October 10, 2014

Voter ID Laws

Voter ID laws are again in the news today. This issue is becoming tiresome, since rational people know very well that the movement to require positive identification at the polls is nothing more than a Republican strategy to deny the vote to people assumed likely to favor Democrats. This becomes particularly obvious when one realizes that many voter ID laws severely restrict what identification is acceptable, disallowing student IDs, for example.

We have heard all too often the sanctimonious rationalizations of voter ID proponents to the effect that requiring IDs at the polls is necessary to preserve the integrity of our elections. This is nonsense.

It’s time to admit to ourselves that our elections are not perfect. Recounts seldom yield vote counts identical to the original tabulations. Voting machines malfunction. Ballots are poorly designed and mislead voters into casting votes other than as they intended. Ballots are marked ambiguously. And, although vote tampering is less prevalent than formerly, it is still possible through any number of mechanisms.

In-person voter fraud, the problem that voter ID laws are ostensibly intended to foil, is either exceedingly rare, or we are unbelievably bad at detecting it. It is difficult to document any instances at all, and it is incomprehensible that it has ever swung an election. If one really wanted to steal an election, having people cast votes on behalf of others is an incredibly inefficient and stupid way to go about it. It would be the equivalent of draining a lake one thimble at a time. The integrity of our elections would be better enhanced by developing better methods of voting (including better voting machines), better ways of reporting vote tallies, and stationing more election judges at the polls.

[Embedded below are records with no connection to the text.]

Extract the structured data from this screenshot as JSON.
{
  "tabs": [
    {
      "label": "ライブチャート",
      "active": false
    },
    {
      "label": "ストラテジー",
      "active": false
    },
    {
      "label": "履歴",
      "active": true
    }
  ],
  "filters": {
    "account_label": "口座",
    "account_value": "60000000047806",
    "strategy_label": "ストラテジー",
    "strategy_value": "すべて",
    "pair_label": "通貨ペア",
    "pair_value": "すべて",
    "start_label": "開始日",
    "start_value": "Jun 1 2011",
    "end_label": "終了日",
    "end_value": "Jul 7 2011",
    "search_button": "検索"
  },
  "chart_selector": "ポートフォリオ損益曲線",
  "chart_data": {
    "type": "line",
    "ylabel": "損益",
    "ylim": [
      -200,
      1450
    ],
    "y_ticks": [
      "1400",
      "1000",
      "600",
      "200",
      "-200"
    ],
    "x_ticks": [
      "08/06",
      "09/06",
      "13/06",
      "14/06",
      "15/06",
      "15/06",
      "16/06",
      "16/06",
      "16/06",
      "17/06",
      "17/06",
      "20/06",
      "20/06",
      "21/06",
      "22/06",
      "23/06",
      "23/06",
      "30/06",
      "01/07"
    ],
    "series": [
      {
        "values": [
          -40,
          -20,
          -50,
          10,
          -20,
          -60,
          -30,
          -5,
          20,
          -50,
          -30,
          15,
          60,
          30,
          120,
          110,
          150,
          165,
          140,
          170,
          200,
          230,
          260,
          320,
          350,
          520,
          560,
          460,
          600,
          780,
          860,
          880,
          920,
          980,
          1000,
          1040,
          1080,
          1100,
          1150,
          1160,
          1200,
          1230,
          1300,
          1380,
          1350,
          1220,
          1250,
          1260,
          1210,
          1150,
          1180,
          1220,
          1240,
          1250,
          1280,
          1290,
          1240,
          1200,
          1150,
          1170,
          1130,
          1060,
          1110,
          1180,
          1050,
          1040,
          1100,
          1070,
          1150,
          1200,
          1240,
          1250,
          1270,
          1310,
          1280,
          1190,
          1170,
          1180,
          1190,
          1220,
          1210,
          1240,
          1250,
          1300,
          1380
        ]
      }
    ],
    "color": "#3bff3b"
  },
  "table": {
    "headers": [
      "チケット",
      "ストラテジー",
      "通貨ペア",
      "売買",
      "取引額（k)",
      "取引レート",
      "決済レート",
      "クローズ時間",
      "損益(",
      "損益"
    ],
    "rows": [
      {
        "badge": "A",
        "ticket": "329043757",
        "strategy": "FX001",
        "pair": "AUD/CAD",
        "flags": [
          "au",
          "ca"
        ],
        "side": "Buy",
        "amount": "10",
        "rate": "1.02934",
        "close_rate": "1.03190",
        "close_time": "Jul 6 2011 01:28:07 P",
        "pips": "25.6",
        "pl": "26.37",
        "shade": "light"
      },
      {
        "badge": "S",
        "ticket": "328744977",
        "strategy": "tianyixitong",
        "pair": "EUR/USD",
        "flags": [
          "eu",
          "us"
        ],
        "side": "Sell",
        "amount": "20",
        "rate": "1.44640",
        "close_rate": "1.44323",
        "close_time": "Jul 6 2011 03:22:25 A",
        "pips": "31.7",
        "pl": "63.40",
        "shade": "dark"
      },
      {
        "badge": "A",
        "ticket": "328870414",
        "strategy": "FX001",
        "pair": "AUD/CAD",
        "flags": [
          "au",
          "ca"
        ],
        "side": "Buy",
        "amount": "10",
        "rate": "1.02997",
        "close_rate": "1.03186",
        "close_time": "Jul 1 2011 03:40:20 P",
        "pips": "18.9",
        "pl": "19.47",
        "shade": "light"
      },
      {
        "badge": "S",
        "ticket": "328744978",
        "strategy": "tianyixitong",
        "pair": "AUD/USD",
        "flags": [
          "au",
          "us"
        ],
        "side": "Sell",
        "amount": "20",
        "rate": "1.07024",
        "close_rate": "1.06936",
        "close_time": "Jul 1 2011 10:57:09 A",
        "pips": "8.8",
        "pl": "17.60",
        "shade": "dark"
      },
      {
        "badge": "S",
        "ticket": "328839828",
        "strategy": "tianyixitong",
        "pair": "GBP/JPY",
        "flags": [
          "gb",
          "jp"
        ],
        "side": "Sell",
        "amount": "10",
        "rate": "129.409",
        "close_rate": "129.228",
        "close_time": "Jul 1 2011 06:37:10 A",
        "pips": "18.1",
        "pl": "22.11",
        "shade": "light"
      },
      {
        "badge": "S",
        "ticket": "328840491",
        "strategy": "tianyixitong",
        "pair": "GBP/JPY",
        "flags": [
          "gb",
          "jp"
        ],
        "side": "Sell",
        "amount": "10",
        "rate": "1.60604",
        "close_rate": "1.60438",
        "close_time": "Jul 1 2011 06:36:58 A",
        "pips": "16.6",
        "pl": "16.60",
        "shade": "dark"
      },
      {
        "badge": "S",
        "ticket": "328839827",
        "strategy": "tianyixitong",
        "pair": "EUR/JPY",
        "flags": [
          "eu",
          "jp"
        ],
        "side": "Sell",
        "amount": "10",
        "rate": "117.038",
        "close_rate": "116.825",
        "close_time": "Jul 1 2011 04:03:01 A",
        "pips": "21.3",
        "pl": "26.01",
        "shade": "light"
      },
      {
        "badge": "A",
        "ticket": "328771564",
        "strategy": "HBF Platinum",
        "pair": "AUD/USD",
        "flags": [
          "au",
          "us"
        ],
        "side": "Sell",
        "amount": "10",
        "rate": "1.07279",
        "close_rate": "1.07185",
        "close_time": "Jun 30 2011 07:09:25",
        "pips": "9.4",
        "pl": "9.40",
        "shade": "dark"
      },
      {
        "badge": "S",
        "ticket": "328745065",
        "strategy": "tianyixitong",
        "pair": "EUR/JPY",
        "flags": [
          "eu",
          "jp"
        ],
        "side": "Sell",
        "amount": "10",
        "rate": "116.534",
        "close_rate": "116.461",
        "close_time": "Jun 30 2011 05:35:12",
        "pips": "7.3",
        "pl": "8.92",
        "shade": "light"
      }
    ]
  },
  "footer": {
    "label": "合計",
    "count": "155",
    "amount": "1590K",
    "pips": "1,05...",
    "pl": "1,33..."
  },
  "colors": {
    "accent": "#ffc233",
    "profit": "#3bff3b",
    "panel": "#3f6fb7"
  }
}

There is no reason to believe that a law requiring positive ID to vote will prevent fraudulent voting by more than a handful of people. On the other hand, many people who lack an approved ID will simply stay home on election day or will cast a provisional ballot that probably will never be counted. In a given state, there are likely to be tens of thousands of people—perhaps hundreds of thousands of people—disenfranchised thereby. These people are disproportionately poor, nonwhite, or elderly.  They represent a natural constituency of the Democratic Party.

It is helpful to think of voter ID laws by using an analogy to medical testing. When a person appears at a polling place, a test is performed to determine whether that person is qualified to vote. Usually, the test is simply a matter of comparing the person’s self-declared name against a voter list. Voter ID laws require particular forms of identification in order to establish a name that can be compared to the voter list. If we think of allowing a person to vote as a positive test, then voter ID laws seek to prevent false positives. Rejecting an otherwise qualified voter for lack of a specific form of identification becomes a false negative.

A voter ID law eliminates—tries to eliminate, at any rate—false positives at the cost of creating false negatives. No honest observer believes that there are now many false positive test—perhaps a handful in any election. How many false negatives—that is, how many fully qualified voters—have to be disenfranchised to present the handful of false positives? As an example, a judge has just ruled that Wisconsin cannot employ its new voter ID law in November’s election. It has been reported that this affects 300,000 Wisconsin voters who would otherwise be disenfranchised. Is it really worth taking the vote away from, say 60,000 citizens to stop one individual pretending to be someone else. If you’re a Republican, I suppose this does indeed seem like a reasonable tradeoff. In fact, voter ID laws are not really intended to present false positives. They are intended to create large numbers of false negatives.